Евреям позволяли существовать‚ потому что они были источником дохода для казны, должностных лиц‚ а также для любого‚ кто желал получить с них «подношение». Недаром говорили: «Кто заступается за евреев‚ тот уже получил‚ а кто выступает против них – желает получить». Расходы на всевозможные нужды увеличивались быстрее скромных доходов тех времен; попадая в безвыходное положение‚ кагалы занимали деньги под огромные проценты, чаще всего у монастырей. Эти проценты надо было выплачивать‚ поэтому снова брали кредиты, выплачивали уже проценты на проценты‚ – многие общины не надеялись рассчитаться когда-либо со своими кредиторами.
У кагала Дрогобыча‚ к примеру‚ на погашение долгов и процентов к ним приходилось три четверти всех расходов общины. Виленская община задолжала 832 000 гульденов иезуитам, доминиканцам, бернардинцам, августинцам, кармелитам, базилианцам и ордену кающихся грешников. Долги гродненского кагала составляли примерно 450 000 гульденов, пинской общины – 310 000 гульденов, а долги центрального Ваада доходили до 3 миллионов злотых. Депутаты на сеймах заявляли: евреев приходится терпеть в стране хотя бы потому‚ что никто не хочет потерять данные взаймы деньги.
Кредиторы ставили свои условия‚ давая в долг. Получив очередной заем‚ Коронный Ваад вынужден был согласиться с тем‚ что в случае неаккуратного возврата долга разрешалось всякого еврея «грабить‚ арестовывать‚ хватать‚ сажать в тюрьму‚ угнетать и преследовать»‚ пока долг не будет уплачен. Ваад согласился также‚ что в случае неуплаты «будут конфискованы все еврейские товары в Короне‚ закрыты синагоги‚ евреи будут изгнаны из домов‚ и на их место поселены христиане»‚ а Ваад не сможет жаловаться на это королю или воеводам.

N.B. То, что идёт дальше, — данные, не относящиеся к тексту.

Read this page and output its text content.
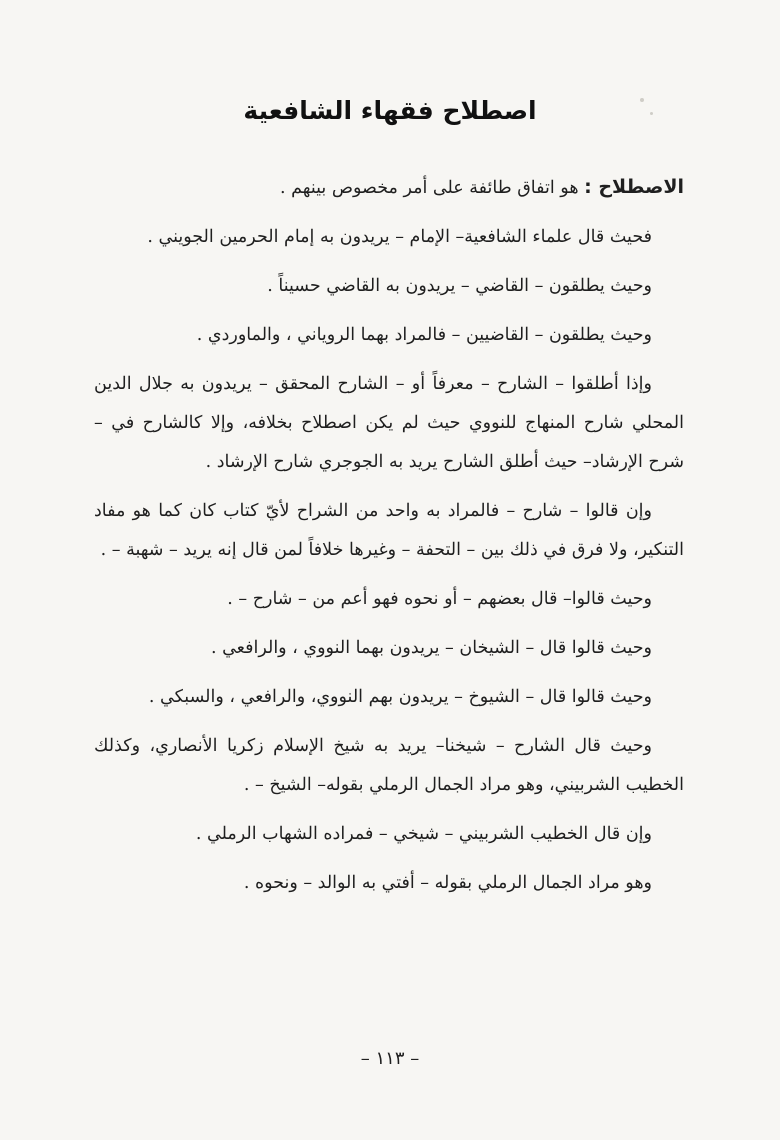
اصطلاح فقهاء الشافعية

الاصطلاح : هو اتفاق طائفة على أمر مخصوص بينهم .

فحيث قال علماء الشافعية– الإمام – يريدون به إمام الحرمين الجويني .

وحيث يطلقون – القاضي – يريدون به القاضي حسيناً .

وحيث يطلقون – القاضيين – فالمراد بهما الروياني ، والماوردي .

وإذا أطلقوا – الشارح – معرفاً أو – الشارح المحقق – يريدون به جلال الدين المحلي شارح المنهاج للنووي حيث لم يكن اصطلاح بخلافه، وإلا كالشارح في – شرح الإرشاد– حيث أطلق الشارح يريد به الجوجري شارح الإرشاد .

وإن قالوا – شارح – فالمراد به واحد من الشراح لأيّ كتاب كان كما هو مفاد التنكير، ولا فرق في ذلك بين – التحفة – وغيرها خلافاً لمن قال إنه يريد – شهبة – .

وحيث قالوا– قال بعضهم – أو نحوه فهو أعم من – شارح – .

وحيث قالوا قال – الشيخان – يريدون بهما النووي ، والرافعي .

وحيث قالوا قال – الشيوخ – يريدون بهم النووي، والرافعي ، والسبكي .

وحيث قال الشارح – شيخنا– يريد به شيخ الإسلام زكريا الأنصاري، وكذلك الخطيب الشربيني، وهو مراد الجمال الرملي بقوله– الشيخ – .

وإن قال الخطيب الشربيني – شيخي – فمراده الشهاب الرملي .

وهو مراد الجمال الرملي بقوله – أفتي به الوالد – ونحوه .

– ١١٣ –
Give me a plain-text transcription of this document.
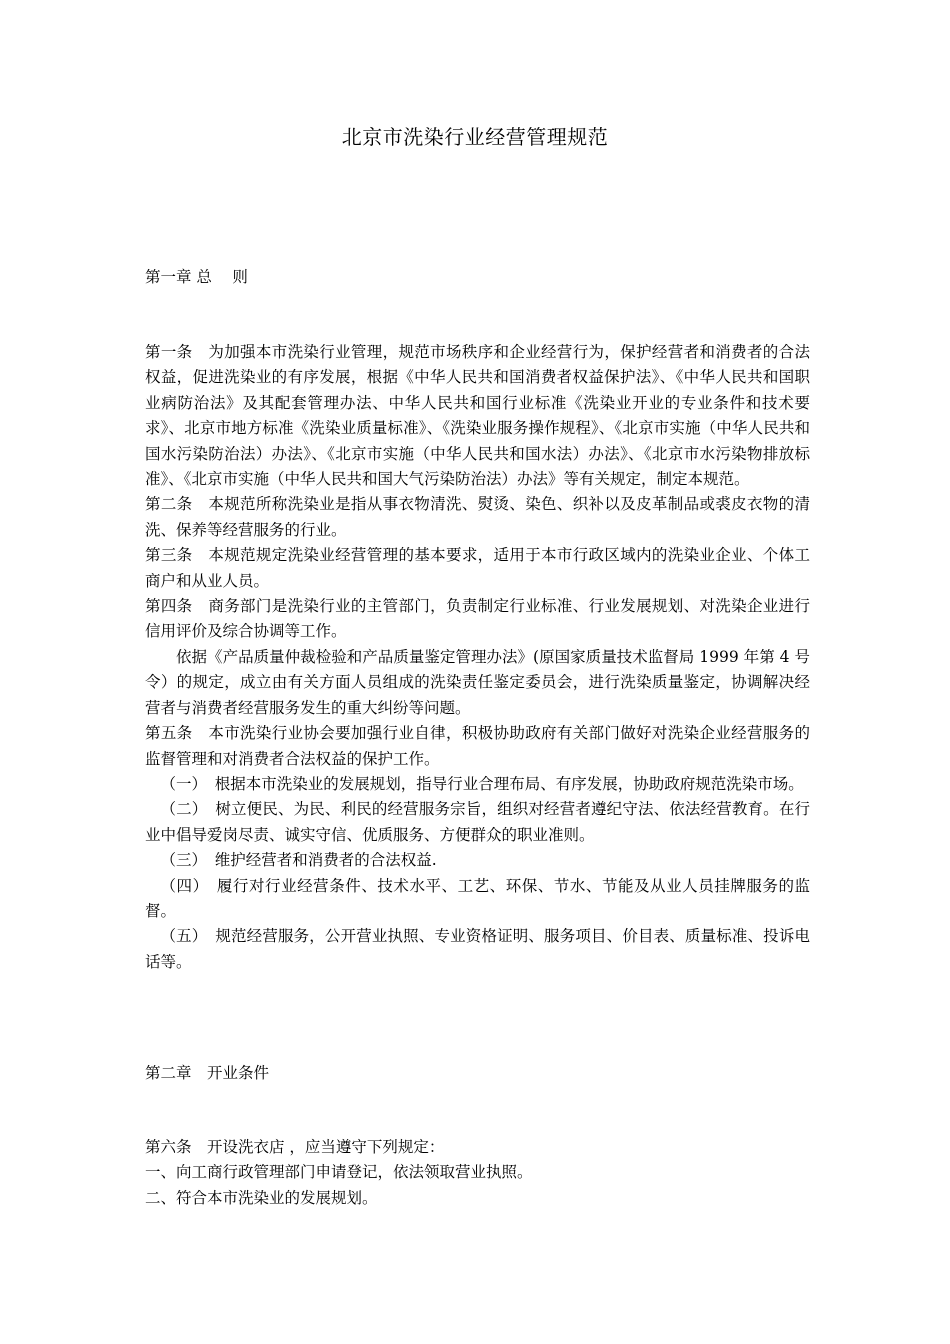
北京市洗染行业经营管理规范
第一章 总　 则

第一条　为加强本市洗染行业管理，规范市场秩序和企业经营行为，保护经营者和消费者的合法权益，促进洗染业的有序发展，根据《中华人民共和国消费者权益保护法》、《中华人民共和国职业病防治法》及其配套管理办法、中华人民共和国行业标准《洗染业开业的专业条件和技术要求》、北京市地方标准《洗染业质量标准》、《洗染业服务操作规程》、《北京市实施（中华人民共和国水污染防治法）办法》、《北京市实施（中华人民共和国水法）办法》、《北京市水污染物排放标准》、《北京市实施（中华人民共和国大气污染防治法）办法》等有关规定，制定本规范。

第二条　本规范所称洗染业是指从事衣物清洗、熨烫、染色、织补以及皮革制品或裘皮衣物的清洗、保养等经营服务的行业。

第三条　本规范规定洗染业经营管理的基本要求，适用于本市行政区域内的洗染业企业、个体工商户和从业人员。

第四条　商务部门是洗染行业的主管部门，负责制定行业标准、行业发展规划、对洗染企业进行信用评价及综合协调等工作。

依据《产品质量仲裁检验和产品质量鉴定管理办法》(原国家质量技术监督局 1999 年第 4 号令）的规定，成立由有关方面人员组成的洗染责任鉴定委员会，进行洗染质量鉴定，协调解决经营者与消费者经营服务发生的重大纠纷等问题。

第五条　本市洗染行业协会要加强行业自律，积极协助政府有关部门做好对洗染企业经营服务的监督管理和对消费者合法权益的保护工作。

（一）　根据本市洗染业的发展规划，指导行业合理布局、有序发展，协助政府规范洗染市场。

（二）　树立便民、为民、利民的经营服务宗旨，组织对经营者遵纪守法、依法经营教育。在行业中倡导爱岗尽责、诚实守信、优质服务、方便群众的职业准则。

（三）　维护经营者和消费者的合法权益.

（四）　履行对行业经营条件、技术水平、工艺、环保、节水、节能及从业人员挂牌服务的监督。

（五）　规范经营服务，公开营业执照、专业资格证明、服务项目、价目表、质量标准、投诉电话等。

第二章　开业条件

第六条　开设洗衣店 ，应当遵守下列规定：

一、向工商行政管理部门申请登记，依法领取营业执照。

二、符合本市洗染业的发展规划。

Чтобы сохранить свое существование‚ общины изыскивали новые возможности для получения денег. Если кто-либо хотел открыть лавку‚ мастерскую‚ купить или построить дом‚ он должен был уплатить общине установленную сумму и получить взамен «хазаку» – право на данное предприятие. Ввели «хазаку» и на право водворения: желающий поселиться в общине платил в кагальную кассу значительную сумму. Но денег всё равно не хватало на всевозможные налоги и поборы, а потому ввели налог на предметы потребления‚ так называемую «коробку»‚ коробочный сбор – на убой скота‚ резку птиц и продажу кашерного мяса‚ а временами на молоко‚ хлеб‚ мед‚ водку и другие продукты.
Бывали случаи‚ когда кагал‚ срочно нуждаясь в деньгах‚ освобождал от будущих выплат состоятельного члена общины за единовременный денежный взнос‚ но эти деньги тут же уходили на покрытие долгов‚ и тяжесть будущего налогового обложения ложилась на рядового члена общины. Это вызывало недовольство‚ ропот‚ недоверие; прежнее уважение к кагальным старшинам сменялось неприязнью и открытой враждой. Богатые члены общины могли уплатить кагалу крупные суммы денег на получение «хазаки» и избавиться от менее состоятельных конкурентов‚ а те‚ беднея из года в год‚ все свои беды сваливали на общинное устройство. Кагал оберегал их от будущих бедствий‚ но кагал их и ограничивал. Это создавало внутренние напряжения‚ которые привели со временем к разрушению кагального управления.
К восемнадцатому веку королевская власть в Польше была сведена до минимума‚ и в государстве‚ которое «держалось беспорядком»‚ грамоты королей никого практически не защищали. Воеводы‚ старосты и подстаросты хозяйничали в еврейских общинах по своему желанию‚ назначали и арестовывали кагальных старшин‚ вымогали деньги; с вступлением в должность каждого нового воеводы приходилось заново хлопотать о восстановлении прежних привилегий. Мещане городов постоянно воевали со своими еврейскими конкурентами. «Еврей продает свой товар слишком дешево‚ – жаловались они‚ – и отнимает у нас покупателя». Но покупатели были иного мнения. «Паны говорили‚ что хоть евреи и гадкие нехристи‚ а всё же хорошо их иметь в городе‚ – отметил сторонний наблюдатель. – У них найдешь шелк‚ меха‚ золото‚ серебро‚ жемчуг‚ тюль‚ и всё дешевле… Еврей не позволяет себе излишеств. Посмотрите на его одежду‚ войдите в его дом: он грызет чеснок‚ редьку или огурец‚ собирает денежки‚ угождает пану‚ а себе во всем отказывает».